Cour de justice de l’Union européenne, le 4 juin 2020, n°C-41/19

La Cour de justice de l’Union européenne, par un arrêt rendu le 4 juin 2020, se prononce sur l’interprétation du règlement relatif aux obligations alimentaires. Le litige au principal oppose un père à sa fille au sujet du recouvrement d’une pension mensuelle fixée par une juridiction polonaise. Une juridiction de district située à Cologne a autorisé l’exécution de cette décision sur le territoire allemand en juillet 2016. Le débiteur a alors introduit une action en opposition afin de contester la procédure d’exécution forcée engagée contre lui. Il soutient avoir déjà acquitté sa dette, soit directement, soit par l’intermédiaire d’un organisme public de son État d’origine. Le tribunal de district de Cologne s’interroge sur sa compétence internationale pour connaître d’une telle contestation au regard du droit de l’Union. La question posée à la Cour porte sur l’inclusion de cette action dans le champ du règlement de 2008 ou de celui de 2012. Les juges luxembourgeois décident que cette action relève du premier texte et attribuent la compétence aux juridictions de l’État membre d’exécution.

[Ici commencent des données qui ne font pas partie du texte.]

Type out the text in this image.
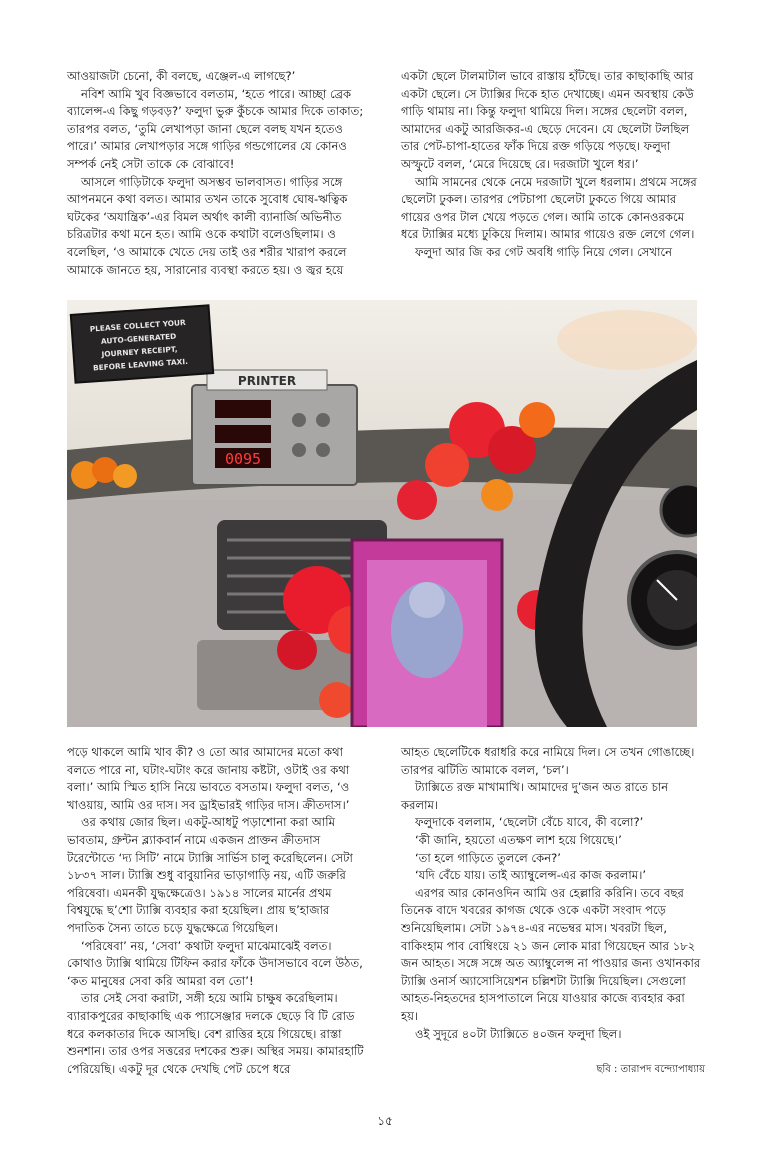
আওয়াজটা চেনো, কী বলছে, এঞ্জেল-এ লাগছে?’

নবিশ আমি খুব বিজ্ঞভাবে বলতাম, ‘হতে পারে। আচ্ছা ব্রেক ব্যালেন্স-এ কিছু গড়বড়?’ ফলুদা ভুরু কুঁচকে আমার দিকে তাকাত; তারপর বলত, ‘তুমি লেখাপড়া জানা ছেলে বলছ যখন হতেও পারে।’ আমার লেখাপড়ার সঙ্গে গাড়ির গন্ডগোলের যে কোনও সম্পর্ক নেই সেটা তাকে কে বোঝাবে!

আসলে গাড়িটাকে ফলুদা অসম্ভব ভালবাসত। গাড়ির সঙ্গে আপনমনে কথা বলত। আমার তখন তাকে সুবোধ ঘোষ-ঋত্বিক ঘটকের ‘অযান্ত্রিক’-এর বিমল অর্থাৎ কালী ব্যানার্জি অভিনীত চরিত্রটার কথা মনে হত। আমি ওকে কথাটা বলেওছিলাম। ও বলেছিল, ‘ও আমাকে খেতে দেয় তাই ওর শরীর খারাপ করলে আমাকে জানতে হয়, সারানোর ব্যবস্থা করতে হয়। ও জ্বর হয়ে

একটা ছেলে টালমাটাল ভাবে রাস্তায় হাঁটছে। তার কাছাকাছি আর একটা ছেলে। সে ট্যাক্সির দিকে হাত দেখাচ্ছে। এমন অবস্থায় কেউ গাড়ি থামায় না। কিন্তু ফলুদা থামিয়ে দিল। সঙ্গের ছেলেটা বলল, আমাদের একটু আরজিকর-এ ছেড়ে দেবেন। যে ছেলেটা টলছিল তার পেট-চাপা-হাতের ফাঁক দিয়ে রক্ত গড়িয়ে পড়ছে। ফলুদা অস্ফুটে বলল, ‘মেরে দিয়েছে রে। দরজাটা খুলে ধর।’

আমি সামনের থেকে নেমে দরজাটা খুলে ধরলাম। প্রথমে সঙ্গের ছেলেটা ঢুকল। তারপর পেটচাপা ছেলেটা ঢুকতে গিয়ে আমার গায়ের ওপর টাল খেয়ে পড়তে গেল। আমি তাকে কোনওরকমে ধরে ট্যাক্সির মধ্যে ঢুকিয়ে দিলাম। আমার গায়েও রক্ত লেগে গেল।

ফলুদা আর জি কর গেট অবধি গাড়ি নিয়ে গেল। সেখানে

PRINTER
0095
PLEASE COLLECT YOUR
AUTO-GENERATED
JOURNEY RECEIPT,
BEFORE LEAVING TAXI.

পড়ে থাকলে আমি খাব কী? ও তো আর আমাদের মতো কথা বলতে পারে না, ঘটাং-ঘটাং করে জানায় কষ্টটা, ওটাই ওর কথা বলা।’ আমি স্মিত হাসি নিয়ে ভাবতে বসতাম। ফলুদা বলত, ‘ও খাওয়ায়, আমি ওর দাস। সব ড্রাইভারই গাড়ির দাস। ক্রীতদাস।’

ওর কথায় জোর ছিল। একটু-আধটু পড়াশোনা করা আমি ভাবতাম, গ্রুন্টন ব্ল্যাকবার্ন নামে একজন প্রাক্তন ক্রীতদাস টরেন্টোতে ‘দ্য সিটি’ নামে ট্যাক্সি সার্ভিস চালু করেছিলেন। সেটা ১৮৩৭ সাল। ট্যাক্সি শুধু বাবুয়ানির ভাড়াগাড়ি নয়, এটি জরুরি পরিষেবা। এমনকী যুদ্ধক্ষেত্রেও। ১৯১৪ সালের মার্নের প্রথম বিশ্বযুদ্ধে ছ’শো ট্যাক্সি ব্যবহার করা হয়েছিল। প্রায় ছ’হাজার পদাতিক সৈন্য তাতে চড়ে যুদ্ধক্ষেত্রে গিয়েছিল।

‘পরিষেবা’ নয়, ‘সেবা’ কথাটা ফলুদা মাঝেমাঝেই বলত। কোথাও ট্যাক্সি থামিয়ে টিফিন করার ফাঁকে উদাসভাবে বলে উঠত, ‘কত মানুষের সেবা করি আমরা বল তো’!

তার সেই সেবা করাটা, সঙ্গী হয়ে আমি চাক্ষুষ করেছিলাম। ব্যারাকপুরের কাছাকাছি এক প্যাসেঞ্জার দলকে ছেড়ে বি টি রোড ধরে কলকাতার দিকে আসছি। বেশ রাত্তির হয়ে গিয়েছে। রাস্তা শুনশান। তার ওপর সত্তরের দশকের শুরু। অস্থির সময়। কামারহাটি পেরিয়েছি। একটু দূর থেকে দেখছি পেট চেপে ধরে

আহত ছেলেটিকে ধরাধরি করে নামিয়ে দিল। সে তখন গোঙাচ্ছে। তারপর ঝটিতি আমাকে বলল, ‘চল’।

ট্যাক্সিতে রক্ত মাখামাখি। আমাদের দু’জন অত রাতে চান করলাম।

ফলুদাকে বললাম, ‘ছেলেটা বেঁচে যাবে, কী বলো?’

‘কী জানি, হয়তো এতক্ষণ লাশ হয়ে গিয়েছে।’

‘তা হলে গাড়িতে তুললে কেন?’

‘যদি বেঁচে যায়। তাই অ্যাম্বুলেন্স-এর কাজ করলাম।’

এরপর আর কোনওদিন আমি ওর হেল্লারি করিনি। তবে বছর তিনেক বাদে খবরের কাগজ থেকে ওকে একটা সংবাদ পড়ে শুনিয়েছিলাম। সেটা ১৯৭৪-এর নভেম্বর মাস। খবরটা ছিল, বাকিংহাম পাব বোম্বিংয়ে ২১ জন লোক মারা গিয়েছেন আর ১৮২ জন আহত। সঙ্গে সঙ্গে অত অ্যাম্বুলেন্স না পাওয়ার জন্য ওখানকার ট্যাক্সি ওনার্স অ্যাসোসিয়েশন চল্লিশটা ট্যাক্সি দিয়েছিল। সেগুলো আহত-নিহতদের হাসপাতালে নিয়ে যাওয়ার কাজে ব্যবহার করা হয়।

ওই সুদূরে ৪০টা ট্যাক্সিতে ৪০জন ফলুদা ছিল।

ছবি : তারাপদ বন্দ্যোপাধ্যায়
১৫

I. L’assujettissement de l’action en opposition au régime spécifique des obligations alimentaires

Le règlement de 2008 constitue une législation spéciale régissant les conflits de juridictions et l’exécution des décisions pour les créances alimentaires familiales. Les dispositions de ce texte remplacent celles du régime général de l’Union afin de garantir une célérité accrue dans le traitement des litiges. La Cour précise que ce cadre juridique « constitue une lex specialis en ce qui concerne, notamment, les questions de compétence » dans ce domaine. Cette spécialité exclut l’application du règlement de 2012, lequel écarte expressément les obligations alimentaires découlant de relations de parenté. L’action introduite par le débiteur s’inscrit pleinement dans ce domaine matériel car elle concerne la mise en œuvre d’une créance de nature familiale.

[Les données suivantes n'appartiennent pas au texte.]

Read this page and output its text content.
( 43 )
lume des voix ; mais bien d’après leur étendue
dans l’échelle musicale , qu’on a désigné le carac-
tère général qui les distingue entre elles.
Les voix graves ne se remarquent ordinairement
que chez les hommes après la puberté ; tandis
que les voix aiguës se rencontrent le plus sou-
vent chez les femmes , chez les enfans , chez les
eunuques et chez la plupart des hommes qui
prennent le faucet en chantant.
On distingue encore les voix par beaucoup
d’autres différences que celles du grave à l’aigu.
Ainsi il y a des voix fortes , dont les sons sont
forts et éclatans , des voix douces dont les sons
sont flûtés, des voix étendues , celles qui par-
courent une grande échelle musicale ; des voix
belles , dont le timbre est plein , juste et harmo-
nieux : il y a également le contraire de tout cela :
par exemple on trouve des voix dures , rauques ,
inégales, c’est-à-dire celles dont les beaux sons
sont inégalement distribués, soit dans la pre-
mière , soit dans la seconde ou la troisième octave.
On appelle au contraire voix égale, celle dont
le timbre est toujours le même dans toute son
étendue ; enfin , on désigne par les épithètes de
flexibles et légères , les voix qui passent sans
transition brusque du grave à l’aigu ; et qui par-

L’analyse de la nature juridique de la contestation confirme son rattachement aux règles protectrices du créancier d’aliments définies par le législateur européen. Les juges soulignent que l’action en opposition à l’exécution « entretient un lien étroit avec la procédure d’exécution » dès lors qu’elle en conteste les modalités. Ce lien structurel justifie l’application homogène des dispositions du règlement spécial pour l’ensemble du contentieux lié au recouvrement de la pension. Une telle qualification permet d’assurer une cohérence globale entre le titre exécutoire initial et les incidents susceptibles de survenir durant sa phase d’exécution. La détermination de la loi applicable et de la compétence juridictionnelle suit ainsi le régime unifié voulu par les institutions de l’Union.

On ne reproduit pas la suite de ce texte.